Cuando terminó, Bisila se lavó y secó las manos y tomó las de Kilian entre las suyas.

—Me he vestido de novia bubi, según la tradición más antigua —dijo, con la voz embargada por la emoción—. Y a ti te he pintado como a un guerrero.

Kilian agradeció escuchar por fin el sonido de su voz, pero no dijo nada.

—Sabes que nosotros tenemos dos tipos de matrimonio —continuó ella—. Uno se llama ribalá rèötö, o matrimonio para comprar la virginidad. Es el matrimonio verdadero ante la ley y es el que me une a Mosi. El otro se llama ribalá rè rihólè, o matrimonio por amor. No tiene valor ante la ley, pero sí ante nosotros mismos.

Levantó los ojos hacia Kilian y continuó con voz temblorosa:

—No tenemos a nadie que haga de sacerdotisa, pero supongo que no importa.

Kilian subió sus manos y las de ella hasta la altura del pecho y las apretó con fuerza.

—Primero debo hablar yo —continuó ella—. Y debo decirte, pero no te rías, que no olvidaré mi deber de cultivar las tierras de mi marido y de elaborar aceite de palma y que prometo serte fiel, al menos en mi corazón, dadas las circunstancias…
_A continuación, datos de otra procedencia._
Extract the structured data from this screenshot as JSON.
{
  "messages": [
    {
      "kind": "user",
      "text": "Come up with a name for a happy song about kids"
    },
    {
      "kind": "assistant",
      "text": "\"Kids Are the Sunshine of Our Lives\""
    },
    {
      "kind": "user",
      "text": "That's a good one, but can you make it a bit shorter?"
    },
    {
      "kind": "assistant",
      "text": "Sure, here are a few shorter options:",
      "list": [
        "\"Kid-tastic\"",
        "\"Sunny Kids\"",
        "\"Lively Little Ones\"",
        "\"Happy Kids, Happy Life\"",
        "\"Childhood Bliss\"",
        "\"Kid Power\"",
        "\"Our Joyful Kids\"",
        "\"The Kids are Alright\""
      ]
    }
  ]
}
Bisila enmudeció tras sus últimas palabras y cerró los ojos para repetir mentalmente sus promesas.

—Ahora me toca a mí —dijo Kilian con voz ronca, al cabo de unos segundos—. ¿Qué debo decir?

—Tienes que prometer que no abandonarás a esta esposa —Bisila abrió los ojos—, a pesar de las muchas más que puedas tener.

Kilian sonrió.

—Prometo que no abandonaré a esta esposa, al menos en mi corazón, pase lo que pase.

Sellaron sus promesas con un largo y cálido beso.

—Y ahora, ¿qué se hace antes de pasar al lecho nupcial? —preguntó Kilian con un brillo especial en sus ojos.

Bisila echó la cabeza hacia atrás y rio abiertamente.

—Bueno, diríamos amén y alguien tocaría un elëbó y cantaría…

—Yo ya llevo el elëbó conmigo para siempre —dijo Kilian, alzando la mano hacia la axila izquierda y apoyándola con cuidado sobre el tatuaje—. Siempre estaremos juntos, Bisila. Esta es mi verdadera promesa, mi muarána muèmuè.